Participants: Alexander, Allen, Cho, Furdui, John, l. Miller, Muday, Norris, Pease, Poole, Salsbury, Turkett, Zhang
Questions: This group brings together biologists and biochemists who generate original data sets and computer scientists and mathematicians who build models to find patterns and relationships in those data sets. The current foci of this group are a) computational modeling of networks of molecules that facilitate communication within and between cells and b) motif analysis of DNA and proteins sequences. All work involves both the design of algorithms for and application of algorithms to biological data sets.

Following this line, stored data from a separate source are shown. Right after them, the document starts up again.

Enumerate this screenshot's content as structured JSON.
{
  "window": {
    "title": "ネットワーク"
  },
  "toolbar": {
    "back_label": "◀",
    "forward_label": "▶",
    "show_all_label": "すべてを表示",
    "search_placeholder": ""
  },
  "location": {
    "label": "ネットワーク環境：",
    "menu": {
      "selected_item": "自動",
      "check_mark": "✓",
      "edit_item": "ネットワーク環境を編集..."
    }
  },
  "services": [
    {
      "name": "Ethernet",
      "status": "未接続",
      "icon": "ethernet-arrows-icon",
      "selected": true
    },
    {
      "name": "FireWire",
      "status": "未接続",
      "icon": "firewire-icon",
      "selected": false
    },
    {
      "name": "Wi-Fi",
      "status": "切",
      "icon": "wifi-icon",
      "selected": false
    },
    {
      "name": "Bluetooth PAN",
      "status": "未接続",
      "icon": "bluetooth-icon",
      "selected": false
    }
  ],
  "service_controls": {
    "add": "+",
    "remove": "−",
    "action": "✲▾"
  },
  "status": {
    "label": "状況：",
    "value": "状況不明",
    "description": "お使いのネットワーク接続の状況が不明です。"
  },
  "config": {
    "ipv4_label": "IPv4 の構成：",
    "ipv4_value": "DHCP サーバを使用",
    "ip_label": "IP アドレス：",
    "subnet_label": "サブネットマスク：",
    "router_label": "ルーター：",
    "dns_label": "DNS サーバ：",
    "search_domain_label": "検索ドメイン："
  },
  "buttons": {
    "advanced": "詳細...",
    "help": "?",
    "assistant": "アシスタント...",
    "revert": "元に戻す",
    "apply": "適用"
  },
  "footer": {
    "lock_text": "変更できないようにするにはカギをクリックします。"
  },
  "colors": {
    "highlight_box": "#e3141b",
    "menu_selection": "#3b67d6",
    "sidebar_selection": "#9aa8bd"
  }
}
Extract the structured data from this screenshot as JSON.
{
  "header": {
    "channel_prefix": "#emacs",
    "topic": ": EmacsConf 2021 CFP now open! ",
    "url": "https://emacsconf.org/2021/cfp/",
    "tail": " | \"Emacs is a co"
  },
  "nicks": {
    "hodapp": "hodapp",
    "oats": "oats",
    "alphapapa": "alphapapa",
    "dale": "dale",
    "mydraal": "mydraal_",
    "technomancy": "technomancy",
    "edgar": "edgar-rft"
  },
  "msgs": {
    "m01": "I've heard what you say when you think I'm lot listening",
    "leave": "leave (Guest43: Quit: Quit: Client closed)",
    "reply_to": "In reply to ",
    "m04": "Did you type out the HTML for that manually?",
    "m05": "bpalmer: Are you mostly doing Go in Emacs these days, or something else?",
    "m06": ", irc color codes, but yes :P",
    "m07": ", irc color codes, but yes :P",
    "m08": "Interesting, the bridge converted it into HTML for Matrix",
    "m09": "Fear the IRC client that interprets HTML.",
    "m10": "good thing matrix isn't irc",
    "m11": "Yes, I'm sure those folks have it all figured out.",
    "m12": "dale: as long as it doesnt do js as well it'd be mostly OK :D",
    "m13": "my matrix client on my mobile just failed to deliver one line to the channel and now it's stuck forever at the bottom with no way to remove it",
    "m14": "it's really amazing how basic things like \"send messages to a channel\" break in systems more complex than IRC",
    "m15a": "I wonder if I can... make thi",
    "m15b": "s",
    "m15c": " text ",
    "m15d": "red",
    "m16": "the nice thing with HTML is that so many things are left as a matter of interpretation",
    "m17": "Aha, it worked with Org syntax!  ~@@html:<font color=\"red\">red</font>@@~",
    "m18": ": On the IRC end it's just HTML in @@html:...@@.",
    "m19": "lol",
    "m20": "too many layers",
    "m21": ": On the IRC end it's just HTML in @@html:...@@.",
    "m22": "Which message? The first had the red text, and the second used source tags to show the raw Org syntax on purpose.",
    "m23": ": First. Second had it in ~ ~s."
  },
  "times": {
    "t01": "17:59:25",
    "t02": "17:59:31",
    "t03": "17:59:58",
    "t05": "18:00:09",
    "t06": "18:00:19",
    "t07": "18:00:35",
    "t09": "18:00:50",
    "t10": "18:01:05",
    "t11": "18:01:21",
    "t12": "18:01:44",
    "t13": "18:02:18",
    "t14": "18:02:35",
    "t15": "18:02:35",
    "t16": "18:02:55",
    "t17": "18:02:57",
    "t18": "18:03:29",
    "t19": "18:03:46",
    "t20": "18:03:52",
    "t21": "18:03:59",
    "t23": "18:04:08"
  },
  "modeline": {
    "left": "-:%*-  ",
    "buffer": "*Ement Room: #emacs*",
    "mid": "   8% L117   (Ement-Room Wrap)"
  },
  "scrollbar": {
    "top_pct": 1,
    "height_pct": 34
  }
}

Work in network modeling (Jim Norris, David John, Gloria Muday) focuses on creating gene & protein interaction models from gene transcript abundance data by integrating Bayesian-based statistics with algorithmic techniques to produce specialized machine learning algorithms. The algorithms are based upon the examination and manipulation of directed acyclic graphs (DAG). The Norris-Patton likelihood computes the likelihood of transcript abundance data (possibly multiple sets) given a DAG, f(R1,…,Rk| DAG). This likelihood can be considered in a variety of situations (hierarchical, independent) using a number of analysis paradigms (cotemporal, next state one step, next state one-and-two steps). The team has integrated the Norris-Patton likelihood in specialized forms of the Metropolis-Hasting Algorithm and genetic algorithms. Research continues to improve these approaches both in the accuracy of the models and the ability to scale up to larger numbers of genes. Work in motif analysis (William Turkett, Leslie Poole, Gloria Muday, Kim Nelson) focuses on algorithms to accurately and efficiently find sequence motifs. This work includes the development of an efficient enumerative algorithm to search short sequence regions around post-translational modification sites, as well as the development of k-mer-based algorithms to discover motifs that distinguish between protein family subgroups.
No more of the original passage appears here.